Lever un brevet, c’est comme divulguer une recette de cuisine. Sans partenariat avec les laboratoires sources, sans les compétences requises, on ne peut pas exclure le risque de produire un médicament de qualité moins exigeante. Sans compter celui aussi de copie industrielle. Il y a certains pays qui ne possédaient pas, aujourd’hui, la technologie des vaccins à ARNm, qui vont s’empresser de pouvoir la copier. Cela peut poser des problèmes en termes de concurrence industrielle, qui seraient dommageables à terme.
Les personnes favorables à la levée des brevets estiment que ne pas le faire reviendrait à laisser l’épidémie se propager, ainsi que les variants du Covid. Comprenez-vous leur position ?
C’est tout l’inverse. Si on veut lutter contre les variants, qui vont continuer à se développer, il faut, au contraire, favoriser, encourager, les laboratoires qui font de la recherche permanente pour adapter la mise au point des vaccins. Ce sont les laboratoires qui ont mis au point les vaccins à ARNm, qui font ce travail remarquable d’adaptation de la composition de leurs vaccins à la problématique des nouveaux variants. Si on spolie ces laboratoires en levant leur propriété intellectuelle, ils pourront avoir des difficultés à pouvoir continuer leurs recherches, trouver des financements. C’est donc, au contraire, à terme, très dommageable pour les innovateurs.
Votre position est-elle la même concernant une levée uniquement temporaire des brevets ?

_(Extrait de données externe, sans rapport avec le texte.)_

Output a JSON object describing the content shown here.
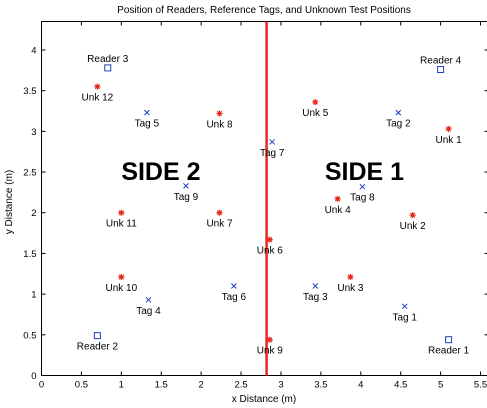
{
  "chart_data": {
    "type": "scatter",
    "title": "Position of Readers, Reference Tags, and Unknown Test Positions",
    "xlabel": "x Distance (m)",
    "ylabel": "y Distance (m)",
    "xlim": [
      0,
      5.6
    ],
    "ylim": [
      0,
      4.35
    ],
    "xticks": [
      0,
      0.5,
      1,
      1.5,
      2,
      2.5,
      3,
      3.5,
      4,
      4.5,
      5,
      5.5
    ],
    "yticks": [
      0,
      0.5,
      1,
      1.5,
      2,
      2.5,
      3,
      3.5,
      4
    ],
    "xtick_labels": [
      "0",
      "0.5",
      "1",
      "1.5",
      "2",
      "2.5",
      "3",
      "3.5",
      "4",
      "4.5",
      "5",
      "5.5"
    ],
    "ytick_labels": [
      "0",
      "0.5",
      "1",
      "1.5",
      "2",
      "2.5",
      "3",
      "3.5",
      "4"
    ],
    "grid": false,
    "divider": {
      "x": 2.82,
      "color": "#e8281e"
    },
    "side_labels": [
      {
        "text": "SIDE 2",
        "x": 1.0,
        "y": 2.4
      },
      {
        "text": "SIDE 1",
        "x": 3.55,
        "y": 2.4
      }
    ],
    "series": [
      {
        "marker": "square",
        "color": "#1f3fbf",
        "points": [
          {
            "label": "Reader 1",
            "x": 5.1,
            "y": 0.44,
            "label_pos": "below"
          },
          {
            "label": "Reader 2",
            "x": 0.7,
            "y": 0.49,
            "label_pos": "below"
          },
          {
            "label": "Reader 3",
            "x": 0.83,
            "y": 3.78,
            "label_pos": "above"
          },
          {
            "label": "Reader 4",
            "x": 5.0,
            "y": 3.76,
            "label_pos": "above"
          }
        ]
      },
      {
        "marker": "x",
        "color": "#1f3fbf",
        "points": [
          {
            "label": "Tag 1",
            "x": 4.55,
            "y": 0.85,
            "label_pos": "below"
          },
          {
            "label": "Tag 2",
            "x": 4.47,
            "y": 3.23,
            "label_pos": "below"
          },
          {
            "label": "Tag 3",
            "x": 3.43,
            "y": 1.1,
            "label_pos": "below"
          },
          {
            "label": "Tag 4",
            "x": 1.34,
            "y": 0.93,
            "label_pos": "below"
          },
          {
            "label": "Tag 5",
            "x": 1.32,
            "y": 3.23,
            "label_pos": "below"
          },
          {
            "label": "Tag 6",
            "x": 2.41,
            "y": 1.1,
            "label_pos": "below"
          },
          {
            "label": "Tag 7",
            "x": 2.89,
            "y": 2.87,
            "label_pos": "below"
          },
          {
            "label": "Tag 8",
            "x": 4.02,
            "y": 2.32,
            "label_pos": "below"
          },
          {
            "label": "Tag 9",
            "x": 1.81,
            "y": 2.33,
            "label_pos": "below"
          }
        ]
      },
      {
        "marker": "star",
        "color": "#e8281e",
        "points": [
          {
            "label": "Unk 1",
            "x": 5.1,
            "y": 3.03,
            "label_pos": "below"
          },
          {
            "label": "Unk 2",
            "x": 4.65,
            "y": 1.97,
            "label_pos": "below"
          },
          {
            "label": "Unk 3",
            "x": 3.87,
            "y": 1.21,
            "label_pos": "below"
          },
          {
            "label": "Unk 4",
            "x": 3.71,
            "y": 2.17,
            "label_pos": "below"
          },
          {
            "label": "Unk 5",
            "x": 3.43,
            "y": 3.36,
            "label_pos": "below"
          },
          {
            "label": "Unk 6",
            "x": 2.86,
            "y": 1.67,
            "label_pos": "below"
          },
          {
            "label": "Unk 7",
            "x": 2.23,
            "y": 2.0,
            "label_pos": "below"
          },
          {
            "label": "Unk 8",
            "x": 2.23,
            "y": 3.22,
            "label_pos": "below"
          },
          {
            "label": "Unk 9",
            "x": 2.86,
            "y": 0.44,
            "label_pos": "below"
          },
          {
            "label": "Unk 10",
            "x": 1.0,
            "y": 1.21,
            "label_pos": "below"
          },
          {
            "label": "Unk 11",
            "x": 1.0,
            "y": 2.0,
            "label_pos": "below"
          },
          {
            "label": "Unk 12",
            "x": 0.7,
            "y": 3.55,
            "label_pos": "below"
          }
        ]
      }
    ]
  }
}
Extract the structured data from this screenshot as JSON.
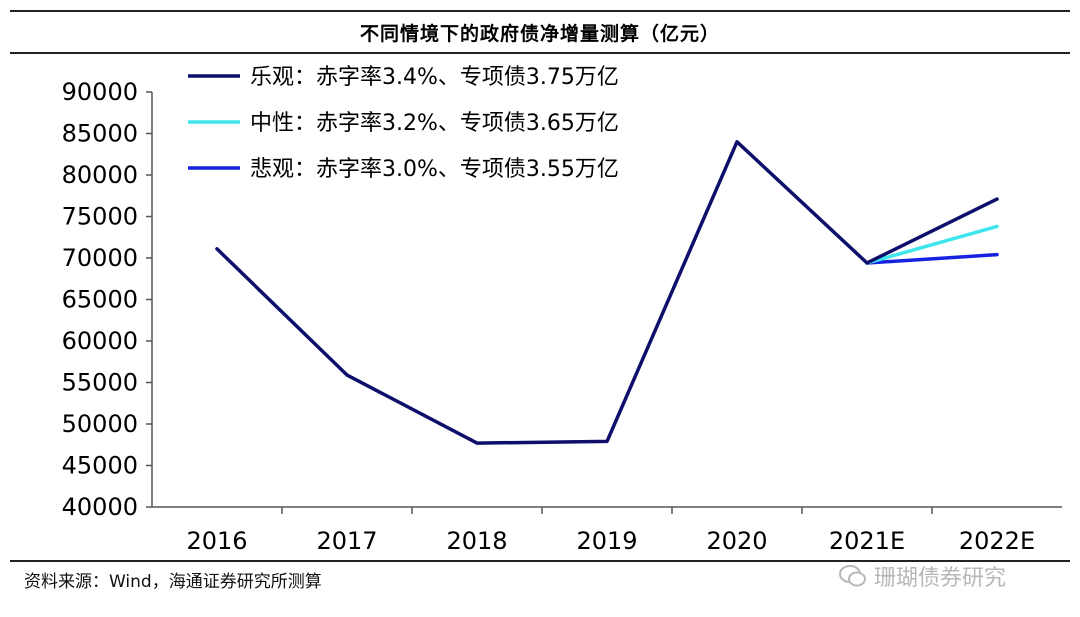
{
  "title": "不同情境下的政府债净增量测算（亿元）",
  "source": "资料来源：Wind，海通证券研究所测算",
  "watermark": "珊瑚债券研究",
  "chart_data": {
    "type": "line",
    "title": "不同情境下的政府债净增量测算（亿元）",
    "xlabel": "",
    "ylabel": "",
    "categories": [
      "2016",
      "2017",
      "2018",
      "2019",
      "2020",
      "2021E",
      "2022E"
    ],
    "ylim": [
      40000,
      90000
    ],
    "yticks": [
      40000,
      45000,
      50000,
      55000,
      60000,
      65000,
      70000,
      75000,
      80000,
      85000,
      90000
    ],
    "grid": false,
    "legend_position": "top-left",
    "series": [
      {
        "name": "乐观：赤字率3.4%、专项债3.75万亿",
        "color": "#0d0f6b",
        "values": [
          71100,
          55900,
          47700,
          47900,
          84000,
          69400,
          77100
        ]
      },
      {
        "name": "中性：赤字率3.2%、专项债3.65万亿",
        "color": "#3ee6ee",
        "values": [
          null,
          null,
          null,
          null,
          null,
          69400,
          73800
        ]
      },
      {
        "name": "悲观：赤字率3.0%、专项债3.55万亿",
        "color": "#1522e0",
        "values": [
          null,
          null,
          null,
          null,
          null,
          69400,
          70400
        ]
      }
    ]
  }
}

Le message est le même, qu’il soit temporaire ou définitif. On ne répond pas à la véritable problématique qui est celle d’un accès rapide à l’ensemble des citoyens de la planète, quelle que soit sa localisation, y compris quand il vit dans des pays sous-développés. Et ensuite, on envoie un message délétère pour les innovateurs. L’industrie pharmaceutique a énormément progressé ces dernières années derrière l’ambition d’universalité d’accès des innovations qu’elle produit. C’est une prise de conscience qui a eu lieu au moment où les nouveaux traitements du VIH pour lutter contre le Sida ont été lancés. A ce moment, il y avait des inégalités de niveaux de prix de médicaments qui ne permettaient pas de les rendre accessibles dans tous les pays. Depuis, l’industrie s’est adaptée en proposant, on l’a vu dans le cadre de la pandémie, une politique de prix coûtant. Le vaccin AstraZeneca a, par exemple, été vendu aux européens à 1,78 euro l’injection. Des vaccins à ARNm ont été vendus à prix différenciés, adaptés aux pouvoirs d’achats. L'industrie a donc tout fait pour rendre accessibles les médicaments. Maintenant, le deuxième défi, c’est de distribuer et de produire à une échelle suffisante, en passant par une coopération avec les pouvoirs publics et des partenariats entre entreprises. C’est cette dynamique qui est la bonne et il n’y a aucune raison, autre que des raisons idéologiques et démagogiques, de lever les brevets.
* Selon les données d’Our World in Data, le 13 avril.